Hanefi mezhebinde el-Mebsût adını taşıyan başka eserler de vardır. Diğer Mebsûtlar sahibinin adlarıyla anılırlar. Bunlar, İmam Muhammed’in el-Mebsût isimli eserinin şerhidir. Diğer mezheplerde de Mebsût isimli eserlere rastlanır. es-Serahsî’nin el-Mebsût’u Hanefi fıkhının en muteber kitaplarından biridir. Meselelerin dayandığı deliller zikredilir, münakaşası yapılır. Önemli noktalarda diğer mezhep görüşleriyle karşılaştırmalı incelemeler yer alır. Konuların işlenişinde görülebilen dağınıklık, son yıllarda çıkarılan el-Mebsût Fihristi ile giderilmeye çalışılmıştır.
B- Nâdiru’r-Rivâye Kitapları:
1- Keysâniyyat kitabı. İmam Muhammed’den Şuayb b. Süleyman el-Keysâni rivayet ettiği için bu ad verilmiştir.
2- Hârûniyyât. Harûn er-Reşide takdim edildiği için bu ad verilmiştir.
3- Cürcâniyyât. Cürcan’da yazıldığı veya Ali b.
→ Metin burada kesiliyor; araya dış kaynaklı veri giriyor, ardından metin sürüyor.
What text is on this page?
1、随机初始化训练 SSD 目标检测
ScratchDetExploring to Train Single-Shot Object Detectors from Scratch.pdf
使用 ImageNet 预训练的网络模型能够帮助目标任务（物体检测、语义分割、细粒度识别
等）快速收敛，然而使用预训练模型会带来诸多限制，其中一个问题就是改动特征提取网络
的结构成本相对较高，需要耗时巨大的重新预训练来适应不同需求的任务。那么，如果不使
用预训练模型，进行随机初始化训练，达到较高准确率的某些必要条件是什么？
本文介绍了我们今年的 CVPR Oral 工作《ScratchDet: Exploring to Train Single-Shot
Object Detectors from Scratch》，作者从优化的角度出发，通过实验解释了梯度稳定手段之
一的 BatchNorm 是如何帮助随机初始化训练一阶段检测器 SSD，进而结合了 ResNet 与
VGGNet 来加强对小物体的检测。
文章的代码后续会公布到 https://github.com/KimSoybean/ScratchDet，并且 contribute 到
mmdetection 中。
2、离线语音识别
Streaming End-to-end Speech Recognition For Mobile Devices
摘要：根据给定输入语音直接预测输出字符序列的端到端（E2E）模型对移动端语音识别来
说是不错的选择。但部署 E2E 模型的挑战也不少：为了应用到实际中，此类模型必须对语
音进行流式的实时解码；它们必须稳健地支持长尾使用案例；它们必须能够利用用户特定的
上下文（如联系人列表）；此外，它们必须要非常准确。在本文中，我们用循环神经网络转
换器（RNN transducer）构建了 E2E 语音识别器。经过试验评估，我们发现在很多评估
Salih el-Cürcânî rivayet ettiği için bu ad verilmiştir.
4- Rakkıyât. İmam Muhammed Rakka kadısı iken kendisine gelen meseleleri içine almaktadır.
5- Ziyâdetü’z-Ziyâdât ez-Ziyâdât’ın tamamlayıcıdır.
Bu kitaplara Nevâdiru’r-Rivaye veya Gayru Zâhiri’r-Rivâye denilir, çünkü bu kitapların rivayeti tevatür derecesine ulaşmamıştır.
Bu kitaplarda da Ebû Hanife, Ebû Yusuf ve kendisinin görüşleri bulunmaktadır.
Bunların dışında
1- Er-reddû alâ Ehlil-Medîne. Ebû Hanife’nin reyleriyle Medine’lilerin reylerinin münakaşasını yapar.
2- Kitâbu’l-Asâr: Bu eserinde, Ebû Hanîfe’den rivayet etmiş olduğu merfû, mevkûf ve mürsel hadisleri toplamıştır (M. Ebu Zehra, Tarihu’l-Mezâhibi’l-İslâmiyye, Kahire, t.y., s. 171,172; ez-Zühaylî, el-Fıkhu’l-İslâmî ve Edilletüh, Dımaşk 1405/1985, I, 30; Osman Keskioğlu, a.g.e., s. 95, 96; Ali Şafak, İslam Hukukunun Tedvini, Erzurum 1978, s. 87 vd.; İslâm Medeniyeti Dergisi (Muhammed eş-Şeybânî Özel Sayısı)şy: 20; Hamdi Döndüren, Delilleriyle İslâm Hukuku, İstanbul 1983, s. 74, 75; İ.A. “eş-Şeybanî” mad.).